Marcus Allen shares a name with a Hall of Fame football player, but the Evans High School receivers coach made his name locally as a baseball player.
Allen addressed a group of area football players before a seven-on-seven passing league started at Greenbrier High on June 23. The league, affiliated with the Greater Augusta Fellowship of Christian Athletes, is held at Greenbrier on Tuesday evenings in June. And each time before drills began, a different speaker gives his or her testimony.
Past speakers included former Augusta State basketball standout Garret Siler and Harlem coach Lonnie Morris.

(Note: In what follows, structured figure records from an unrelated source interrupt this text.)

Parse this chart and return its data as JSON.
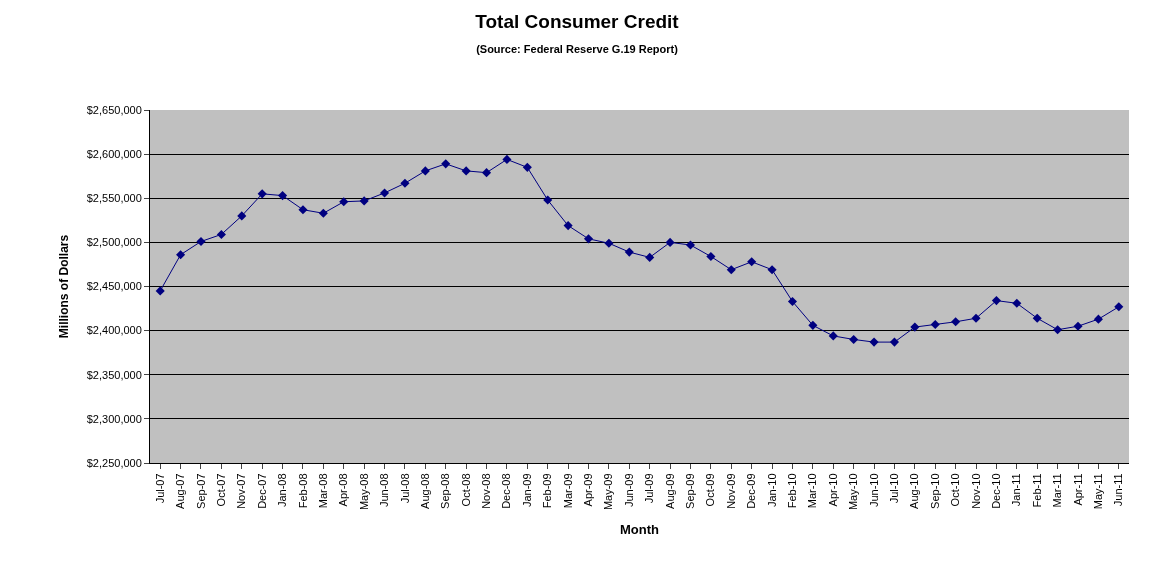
{
  "chart_data": {
    "type": "line",
    "title": "Total Consumer Credit",
    "subtitle": "(Source: Federal Reserve G.19 Report)",
    "xlabel": "Month",
    "ylabel": "Millions of Dollars",
    "categories": [
      "Jul-07",
      "Aug-07",
      "Sep-07",
      "Oct-07",
      "Nov-07",
      "Dec-07",
      "Jan-08",
      "Feb-08",
      "Mar-08",
      "Apr-08",
      "May-08",
      "Jun-08",
      "Jul-08",
      "Aug-08",
      "Sep-08",
      "Oct-08",
      "Nov-08",
      "Dec-08",
      "Jan-09",
      "Feb-09",
      "Mar-09",
      "Apr-09",
      "May-09",
      "Jun-09",
      "Jul-09",
      "Aug-09",
      "Sep-09",
      "Oct-09",
      "Nov-09",
      "Dec-09",
      "Jan-10",
      "Feb-10",
      "Mar-10",
      "Apr-10",
      "May-10",
      "Jun-10",
      "Jul-10",
      "Aug-10",
      "Sep-10",
      "Oct-10",
      "Nov-10",
      "Dec-10",
      "Jan-11",
      "Feb-11",
      "Mar-11",
      "Apr-11",
      "May-11",
      "Jun-11"
    ],
    "series": [
      {
        "color": "#000080",
        "values": [
          2445000,
          2486000,
          2501000,
          2509000,
          2530000,
          2555000,
          2553000,
          2537000,
          2533000,
          2546000,
          2547000,
          2556000,
          2567000,
          2581000,
          2589000,
          2581000,
          2579000,
          2594000,
          2585000,
          2548000,
          2519000,
          2504000,
          2499000,
          2489000,
          2483000,
          2500000,
          2497000,
          2484000,
          2469000,
          2478000,
          2469000,
          2433000,
          2406000,
          2394000,
          2390000,
          2387000,
          2387000,
          2404000,
          2407000,
          2410000,
          2414000,
          2434000,
          2431000,
          2414000,
          2401000,
          2405000,
          2413000,
          2427000
        ]
      }
    ],
    "ylim": [
      2250000,
      2650000
    ],
    "yticks": [
      {
        "value": 2250000,
        "label": "$2,250,000"
      },
      {
        "value": 2300000,
        "label": "$2,300,000"
      },
      {
        "value": 2350000,
        "label": "$2,350,000"
      },
      {
        "value": 2400000,
        "label": "$2,400,000"
      },
      {
        "value": 2450000,
        "label": "$2,450,000"
      },
      {
        "value": 2500000,
        "label": "$2,500,000"
      },
      {
        "value": 2550000,
        "label": "$2,550,000"
      },
      {
        "value": 2600000,
        "label": "$2,600,000"
      },
      {
        "value": 2650000,
        "label": "$2,650,000"
      }
    ],
    "grid": "y",
    "marker": "diamond",
    "line_style": "solid"
  }
}
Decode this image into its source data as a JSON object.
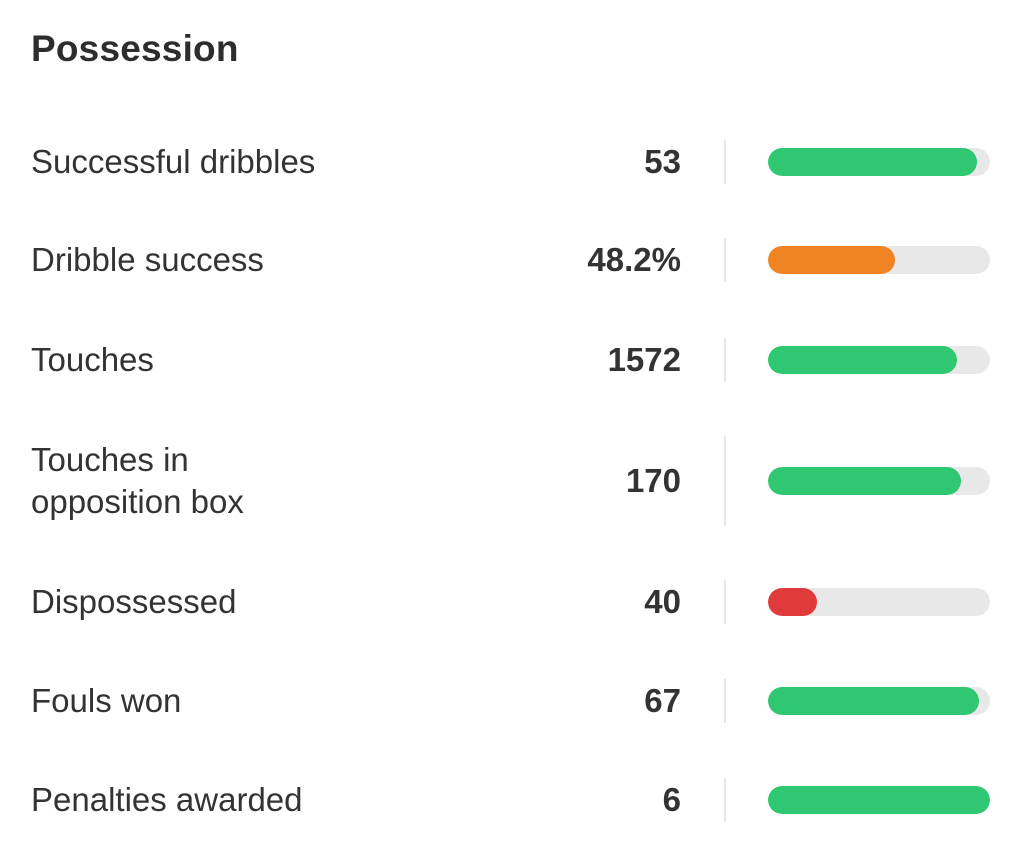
{
  "section": {
    "title": "Possession"
  },
  "colors": {
    "good": "#2fc771",
    "average": "#f08422",
    "poor": "#e03a3a",
    "track": "#e8e8e8"
  },
  "stats": [
    {
      "label": "Successful dribbles",
      "value": "53",
      "bar_fraction": 0.94,
      "rating": "good"
    },
    {
      "label": "Dribble success",
      "value": "48.2%",
      "bar_fraction": 0.57,
      "rating": "average"
    },
    {
      "label": "Touches",
      "value": "1572",
      "bar_fraction": 0.85,
      "rating": "good"
    },
    {
      "label": "Touches in\nopposition box",
      "value": "170",
      "bar_fraction": 0.87,
      "rating": "good"
    },
    {
      "label": "Dispossessed",
      "value": "40",
      "bar_fraction": 0.22,
      "rating": "poor"
    },
    {
      "label": "Fouls won",
      "value": "67",
      "bar_fraction": 0.95,
      "rating": "good"
    },
    {
      "label": "Penalties awarded",
      "value": "6",
      "bar_fraction": 1.0,
      "rating": "good"
    }
  ]
}
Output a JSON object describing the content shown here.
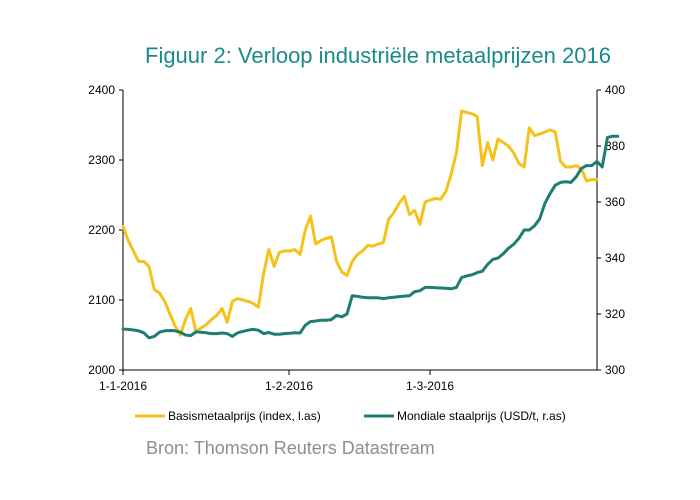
{
  "title": "Figuur 2: Verloop industriële metaalprijzen 2016",
  "source": "Bron: Thomson Reuters Datastream",
  "chart_data": {
    "type": "line",
    "title": "Figuur 2: Verloop industriële metaalprijzen 2016",
    "grid": false,
    "legend_position": "bottom",
    "x_ticks": [
      "1-1-2016",
      "1-2-2016",
      "1-3-2016"
    ],
    "y_left": {
      "ylim": [
        2000,
        2400
      ],
      "ticks": [
        "2000",
        "2100",
        "2200",
        "2300",
        "2400"
      ]
    },
    "y_right": {
      "ylim": [
        300,
        400
      ],
      "ticks": [
        "300",
        "320",
        "340",
        "360",
        "380",
        "400"
      ]
    },
    "series": [
      {
        "name": "Basismetaalprijs (index, l.as)",
        "axis": "left",
        "color": "#f5c21b",
        "values": [
          2205,
          2185,
          2170,
          2155,
          2155,
          2148,
          2115,
          2110,
          2098,
          2080,
          2063,
          2050,
          2072,
          2088,
          2055,
          2060,
          2065,
          2072,
          2078,
          2088,
          2068,
          2098,
          2102,
          2100,
          2098,
          2095,
          2090,
          2138,
          2172,
          2148,
          2168,
          2170,
          2170,
          2172,
          2165,
          2200,
          2220,
          2180,
          2185,
          2188,
          2190,
          2155,
          2140,
          2135,
          2155,
          2165,
          2170,
          2178,
          2177,
          2180,
          2182,
          2215,
          2225,
          2238,
          2248,
          2222,
          2228,
          2208,
          2240,
          2243,
          2245,
          2244,
          2255,
          2280,
          2310,
          2370,
          2368,
          2366,
          2362,
          2292,
          2325,
          2300,
          2330,
          2325,
          2320,
          2310,
          2295,
          2290,
          2346,
          2335,
          2337,
          2340,
          2343,
          2340,
          2298,
          2290,
          2290,
          2292,
          2287,
          2270,
          2272,
          2272
        ]
      },
      {
        "name": "Mondiale staalprijs (USD/t, r.as)",
        "axis": "right",
        "color": "#1d7d72",
        "values": [
          314.6,
          314.5,
          314.3,
          314.0,
          313.3,
          311.5,
          312.0,
          313.5,
          314.0,
          314.1,
          314.0,
          313.5,
          312.5,
          312.3,
          313.6,
          313.5,
          313.3,
          313.0,
          313.0,
          313.2,
          313.0,
          312.0,
          313.3,
          313.8,
          314.2,
          314.5,
          314.2,
          313.0,
          313.4,
          312.8,
          312.8,
          313.0,
          313.1,
          313.3,
          313.2,
          316.0,
          317.3,
          317.5,
          317.8,
          317.8,
          318.0,
          319.5,
          319.0,
          320.0,
          326.5,
          326.3,
          326.0,
          325.8,
          325.8,
          325.8,
          325.5,
          325.8,
          326.0,
          326.2,
          326.4,
          326.5,
          328.0,
          328.3,
          329.5,
          329.5,
          329.4,
          329.3,
          329.2,
          329.0,
          329.5,
          333.0,
          333.6,
          334.0,
          334.8,
          335.3,
          337.7,
          339.5,
          340.0,
          341.5,
          343.5,
          344.9,
          347.0,
          350.0,
          350.0,
          351.5,
          354.0,
          359.5,
          363.0,
          366.0,
          367.0,
          367.2,
          367.0,
          369.0,
          372.0,
          373.0,
          373.0,
          374.5,
          372.5,
          383.0,
          383.5,
          383.5
        ]
      }
    ]
  }
}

"It gives kids a chance to get out here ... and work on passing skills," Allen said.
"But the primary focus is to kind of bring people in and let them hear about God in a very safe way, without it being forced upon them."
Allen's turn came last week. He told the campers of his struggles to keep his baseball scholarship at Augusta State after tearing his rotator cuff as a freshman.
At 5-foot-6, Allen could have been overlooked on the mound. He was pitching against then-No. 1 North Florida in 1999 when his rotator cuff tore.
Allen was on a 50 percent scholarship at the time, and coaches told Allen they wanted to see how he did during the summer before extending him the offer again.
At the time, Allen was without a car and without a reliable way to get to work, or to work out and rehab his injury.
"At my lowest point, my mom told me just to pray, get on my knees and pray," Allen said.
He said the next day, while walking in the rain, he was stopped by Glenn Wilkins and offered a ride. Allen knew Wilkins, who worked with a campus ministry and had invited Wilkins to Bible study. But beyond that, they had not had much interaction.
Allen told Wilkins his situation, and Wilkins told him his mother was looking to get rid of a car.
Wilkins' mother gave Allen the car. Allen worked the remainder of the summer and recovered from his injury to play three more years of baseball.
He never pitched again, but he moved to center field after the Jaguars' starter was drafted and chose to play professionally.
Allen taught in middle school before hearing of an openings on the Evans football staff and in the English department.
He also teaches a Bible elective, a class he said he was awarded over more than 15 other applicants after six months at the school.
"In football, we teach guys to stay low," Allen said. "It's the same thing in life. When you get down on your knees and humble yourself and pray, God will answer those prayers. He's more concerned about a relationship than he is at anything else."